The most well-known and highly recognized form of depression treatment is psychotherapy. These forms of therapy can be anything from cognitive behavioral therapy to plain behavioral therapy to rational emotional therapy. Cognitive-behavioral therapy is the most commonly used of these types of psychotherapy treatments when it comes to depression. It is common to utilize both individual and group settings when attempting to treat depression with psychotherapy.

In more drastic cases of depression, hospitalization may be required in order to attain the proper treatment. Whenever possible, before hospitalizing a person for their case of depression, written consent should be acquired. This process generally entails the patient becoming fully stabilized, undergoing a number of types of therapy and eventually taking antidepressants.

Some sort of medication is also commonly used when dealing with depression. Trycyclic antidepressants were among the first form of antidepressants developed. Generally speaking, they have more side-effects then SSRIs and newer antidepressants, however they can be far more effective.
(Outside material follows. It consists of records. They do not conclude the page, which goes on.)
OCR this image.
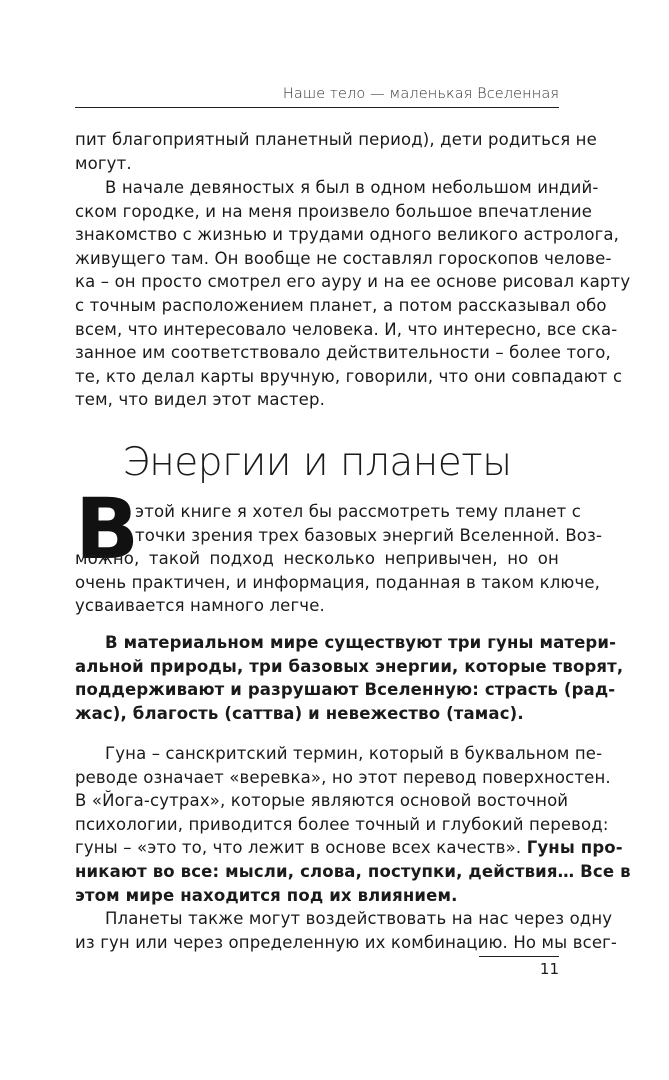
Наше тело — маленькая Вселенная
пит благоприятный планетный период), дети родиться не
могут.
В начале девяностых я был в одном небольшом индий-
ском городке, и на меня произвело большое впечатление
знакомство с жизнью и трудами одного великого астролога,
живущего там. Он вообще не составлял гороскопов челове-
ка – он просто смотрел его ауру и на ее основе рисовал карту
с точным расположением планет, а потом рассказывал обо
всем, что интересовало человека. И, что интересно, все ска-
занное им соответствовало действительности – более того,
те, кто делал карты вручную, говорили, что они совпадают с
тем, что видел этот мастер.
Энергии и планеты
В
этой книге я хотел бы рассмотреть тему планет с
точки зрения трех базовых энергий Вселенной. Воз-
можно, такой подход несколько непривычен, но он
очень практичен, и информация, поданная в таком ключе,
усваивается намного легче.
В материальном мире существуют три гуны матери-
альной природы, три базовых энергии, которые творят,
поддерживают и разрушают Вселенную: страсть (рад-
жас), благость (саттва) и невежество (тамас).
Гуна – санскритский термин, который в буквальном пе-
реводе означает «веревка», но этот перевод поверхностен.
В «Йога-сутрах», которые являются основой восточной
психологии, приводится более точный и глубокий перевод:
гуны – «это то, что лежит в основе всех качеств». Гуны про-
никают во все: мысли, слова, поступки, действия… Все в
этом мире находится под их влиянием.
Планеты также могут воздействовать на нас через одну
из гун или через определенную их комбинацию. Но мы всег-
11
Another accepted older form of antidepressants is MAOIs. This medication requires particular dietary restrictions to prevent a hypertensive crisis. Forms of MAOIs include, but aren’t limited to: Marplan (isocarboxazid), Nardil (phenelzine), and Parnate (tranylcypromine).

Some of the newer forms of antidepressents include: desyrel (trazodone), Effexor (venlafaxine), Remeron (mirtazapine), Serzone (nefazadone), and Wellbutrin (bupropion).